地下運送業十八代目
今は亡きお祖母ちゃん曰く、地下で長生きするコツは無謀を避ける事、無知を恥じる事、だそうだ。お祖母ちゃんは戦後の動乱をこのモットーで生き残ってきたと聞いた。どうやらお祖母ちゃんは地下じゃあ随分名の知れた大人物だったらしい。
「君が、桃代さんの孫息子かい」
「はい、私が十八代目進兵衛を襲名いたしました」
俺が地下業界に潜って早3か月、お祖母ちゃんの名前を使って営業するだけで随分な数の大物と繋がることが出来た。今回の依頼人もそうだ。森岡、表向きは大手旅行会社の創業者、裏の顔は運び屋手配業者。お祖母ちゃんとは長くビジネスパートナーだったらしい。
「正直、桃代さんが亡くなった実感が無えな。彼女無しにうちの商売は語れんからね。随分とアドバイスを貰ったもんだ」
犯罪、オカルト、何でもありの世界。お祖母ちゃんの教えは今も心身に深く染み着いている。おかげで俺が地下業界に潜ってから致命的な失敗は無い。

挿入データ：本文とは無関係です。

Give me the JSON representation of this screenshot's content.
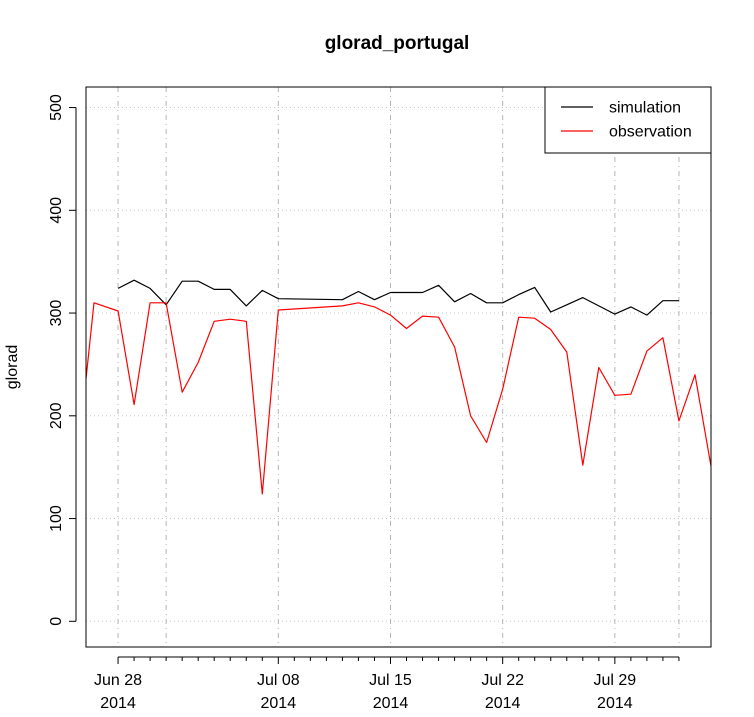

「一つだけ聞かせてくれ。君が地下に来た理由は何だ?」
「……正直に申し上げますと、金です」
「遺産はどうしたんだ? 流石に空っぽって訳じゃないだろ?」
「相続税で結構持ってかれまして。大学の学費もありますし」
俺がお祖母ちゃんから相続したのは洗浄済みの金や証券、そしてそこそこ広い家だ。持て余すくらいなら家を売り払うのがいいのだろう。だがあの家は人知れず家伝の技を磨くのに丁度いい環境だ。手放すには惜しい。
「まあ、いいさ。地下に潜る奴なんて皆訳ありだ。それに、君があの術を継いでいるんならすぐに稼げるだろ」
そう言うと森岡は傍らに置いていたかばんを持ち上げた。
「それじゃあ、手筈通りこいつを運んでくれ」
「畏まりました」
俺は森岡から荷物を手に取ると、ひょいと床をすり抜けた。俺がお祖母ちゃんから相続した技の一つ、地行術。大地に溶け込み、日に千里を駆ける術。新参者が地下で上手くやっていくには十分な武器だろう。